Intellectual property and data-sharing policies

Member states negotiate intellectual property frameworks to balance national laws such as Brazil’s Industrial Property Law, India’s Patents Act, China’s Patent Law, Russia’s Civil Code (Part IV), and South Africa’s Intellectual Property Laws Amendment Bill with multilateral standards like the World Trade Organization’s TRIPS Agreement. Data-sharing arrangements are informed by precedents in open science initiatives championed by the Open Government Partnership and data governance dialogues at the UN General Assembly. Areas of contention include licensing for jointly developed technologies, benefit-sharing for biological resources in line with the Nagoya Protocol, cross-border data flow rules comparable to cases before the European Court of Justice, and harmonization of ethics oversight with standards from the Council for International Organizations of Medical Sciences.

Impact, challenges, and criticisms

BRICS science cooperation has produced joint publications indexed by repositories such as Scopus and Web of Science, capacity-building outcomes in vaccine research and renewable energy pilots, and strengthened South–South collaboration akin to initiatives of the Global South Summit.

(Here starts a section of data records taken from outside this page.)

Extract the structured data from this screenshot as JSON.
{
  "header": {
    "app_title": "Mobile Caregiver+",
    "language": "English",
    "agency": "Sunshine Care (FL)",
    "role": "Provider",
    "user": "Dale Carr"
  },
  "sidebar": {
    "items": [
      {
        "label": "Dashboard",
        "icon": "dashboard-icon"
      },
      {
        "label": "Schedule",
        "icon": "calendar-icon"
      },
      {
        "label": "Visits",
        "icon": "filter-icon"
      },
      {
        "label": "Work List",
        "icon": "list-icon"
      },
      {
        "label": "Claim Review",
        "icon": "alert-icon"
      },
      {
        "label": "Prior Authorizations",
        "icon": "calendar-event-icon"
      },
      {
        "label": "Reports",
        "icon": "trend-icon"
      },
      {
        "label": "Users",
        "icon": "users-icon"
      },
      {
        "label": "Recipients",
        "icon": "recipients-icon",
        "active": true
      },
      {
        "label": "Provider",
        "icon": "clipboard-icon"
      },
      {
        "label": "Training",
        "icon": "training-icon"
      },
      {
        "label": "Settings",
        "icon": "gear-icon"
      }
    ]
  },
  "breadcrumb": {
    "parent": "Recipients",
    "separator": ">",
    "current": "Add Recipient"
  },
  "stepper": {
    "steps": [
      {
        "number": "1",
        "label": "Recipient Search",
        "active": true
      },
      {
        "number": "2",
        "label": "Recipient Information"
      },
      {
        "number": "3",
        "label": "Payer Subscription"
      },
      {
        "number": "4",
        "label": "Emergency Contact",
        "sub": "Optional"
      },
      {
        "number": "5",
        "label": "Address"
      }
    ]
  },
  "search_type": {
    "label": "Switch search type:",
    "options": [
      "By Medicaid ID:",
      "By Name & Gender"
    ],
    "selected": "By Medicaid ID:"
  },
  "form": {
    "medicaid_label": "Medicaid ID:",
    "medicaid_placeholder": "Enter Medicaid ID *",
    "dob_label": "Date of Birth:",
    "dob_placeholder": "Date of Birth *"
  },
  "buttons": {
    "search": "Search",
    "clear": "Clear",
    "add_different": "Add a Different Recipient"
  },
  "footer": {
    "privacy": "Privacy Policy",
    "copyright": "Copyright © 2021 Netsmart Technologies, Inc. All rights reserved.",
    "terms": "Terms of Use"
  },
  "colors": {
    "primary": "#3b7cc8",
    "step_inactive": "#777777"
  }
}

Criticisms highlight disparities in research capacity among members, bureaucratic hurdles observed in multilateral governance studies, intellectual property frictions echoed in disputes before the World Trade Organization, and concerns about geopolitical influences similar to debates over the Belt and Road Initiative and digital sovereignty cases. Analysts reference comparative studies by institutions like the Brookings Institution, Chatham House, and the Carnegie Endowment for International Peace to assess strategic coherence and measurable impact on the international research landscape.